Minimum level of oxygen required during cardiopulmonary bypass “may be lower than previously thought”


Researchers have found that the minimum level of oxygen delivery during cardiopulmonary bypass may be lower than previously thought—meaning, they say, that there may be opportunities to avoid transfusing patients during cardiac surgical procedures.

“Cardiac surgery uses the most blood of any service in the hospital, and our research shows that prior analytical approaches may have identified falsely low thresholds for oxygen delivery,” said Donald Likosky (University of Michigan, Michigan, USA), senior author of the study published in Annals of Thoracic Surgery.

“As such, cardiac surgical programs may be unnecessarily transfusing patients to prevent kidney injury. Blood is a scarce resource, and transfusion comes with its own associated harm and risk of negative outcomes. Existing oxygen delivery thresholds that are disseminated by industry and used to design clinical trials may be too high and, thus, may be associated with potentially unnecessary interventions, including blood transfusions.”

Cardiopulmonary bypass temporarily takes over for the heart and lungs during an operation, but has been linked to an elevated risk of kidney injury, including requirement for dialysis. This can lead to more time spent in the hospital and, in some cases, death. Past research has shown that lower levels of oxygen delivery during cardiopulmonary bypass (around 275mL/min/m2) are associated with an elevated risk of kidney injury.

Investigators reviewed cases of nearly 4,000 patients undergoing full cardiopulmonary bypass between May 2016 and the end of 2021. Of those patients, 29% developed postoperative kidney injury, and 7% had moderate to severe kidney injury.

Using risk-adjusted analyses, the research team found that the minimum oxygen delivery threshold to predict increased risk of acute kidney injury was 231mL/min/m2, which was lower than the 275mL/min/m2 commonly reported in past studies. Additionally, the minimum threshold for risk of moderate to severe kidney injury was 103mL/min/m2.
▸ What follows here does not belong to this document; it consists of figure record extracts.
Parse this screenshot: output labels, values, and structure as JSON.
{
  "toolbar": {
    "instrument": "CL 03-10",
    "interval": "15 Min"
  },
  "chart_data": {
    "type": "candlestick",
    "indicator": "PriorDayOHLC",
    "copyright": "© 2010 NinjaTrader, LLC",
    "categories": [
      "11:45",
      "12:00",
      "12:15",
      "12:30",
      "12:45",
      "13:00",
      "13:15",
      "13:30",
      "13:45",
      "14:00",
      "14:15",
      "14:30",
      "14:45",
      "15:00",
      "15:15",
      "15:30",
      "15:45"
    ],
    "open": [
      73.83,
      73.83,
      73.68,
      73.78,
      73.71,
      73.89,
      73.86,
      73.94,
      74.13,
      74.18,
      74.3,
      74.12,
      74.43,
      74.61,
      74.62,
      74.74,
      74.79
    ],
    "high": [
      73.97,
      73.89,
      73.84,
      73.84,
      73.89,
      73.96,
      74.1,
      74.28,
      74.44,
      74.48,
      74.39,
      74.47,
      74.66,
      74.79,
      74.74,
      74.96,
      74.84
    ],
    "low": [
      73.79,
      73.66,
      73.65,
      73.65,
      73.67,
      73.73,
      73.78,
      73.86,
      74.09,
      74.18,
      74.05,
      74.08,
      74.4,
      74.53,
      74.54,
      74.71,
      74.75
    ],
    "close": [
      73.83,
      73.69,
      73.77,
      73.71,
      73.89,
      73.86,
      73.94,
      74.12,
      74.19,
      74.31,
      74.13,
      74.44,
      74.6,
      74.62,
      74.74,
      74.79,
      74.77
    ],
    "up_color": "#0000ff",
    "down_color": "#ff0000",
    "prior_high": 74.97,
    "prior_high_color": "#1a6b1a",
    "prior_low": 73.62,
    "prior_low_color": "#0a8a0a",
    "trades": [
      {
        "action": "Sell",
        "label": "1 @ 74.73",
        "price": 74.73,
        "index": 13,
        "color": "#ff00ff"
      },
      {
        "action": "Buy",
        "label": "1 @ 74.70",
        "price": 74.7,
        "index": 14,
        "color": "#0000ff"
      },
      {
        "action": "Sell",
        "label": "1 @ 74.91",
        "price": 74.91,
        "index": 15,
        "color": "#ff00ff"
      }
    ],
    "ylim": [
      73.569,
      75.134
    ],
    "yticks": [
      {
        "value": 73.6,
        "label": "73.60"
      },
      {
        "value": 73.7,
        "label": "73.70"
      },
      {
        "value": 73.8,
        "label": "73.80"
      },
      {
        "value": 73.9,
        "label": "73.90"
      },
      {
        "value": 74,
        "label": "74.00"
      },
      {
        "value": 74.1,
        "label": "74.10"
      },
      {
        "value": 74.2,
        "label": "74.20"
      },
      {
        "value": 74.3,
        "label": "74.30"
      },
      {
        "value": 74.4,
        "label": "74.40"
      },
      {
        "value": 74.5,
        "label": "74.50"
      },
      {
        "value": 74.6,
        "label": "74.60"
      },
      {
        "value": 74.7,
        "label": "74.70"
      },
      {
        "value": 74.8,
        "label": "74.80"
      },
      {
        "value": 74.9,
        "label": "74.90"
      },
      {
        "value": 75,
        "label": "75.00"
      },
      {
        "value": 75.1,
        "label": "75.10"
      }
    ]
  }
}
These results suggest there is no one number for oxygen delivery where a patient’s risk of kidney injury suddenly increases; instead, the amount of oxygen delivered is inversely associated with injury risk, says David Sturmer, co-first author of the paper.

“Clinicians have long used the previous oxygen thresholds to guide treatment during an operation through a process commonly termed ‘goal-directed perfusion.’ Our results suggest patients may tolerate lower oxygen delivery during cardiopulmonary bypass than previously thought before developing acute kidney injury,” said Sturmer.

“This may have several impacts on patient management strategies, including the use of blood transfusions.”

The findings, researchers say, present an opportunity for stakeholders from the clinical and research worlds to collaborate on creating optimal management strategies to address low oxygen delivery among cardiac surgery patients.

“There is still so much work to be done to alleviate postoperative complications of cardiac surgery,” said Chi Chi Do-Nguyen, the paper’s co-first author.

“A multidisciplinary approach is crucial in advancing research within this field and making change. The merging of perfusion and surgical data, within the context of a multidisciplinary quality improvement program, provides an unparalleled opportunity to advance the care and outcomes for cardiac surgical patients.”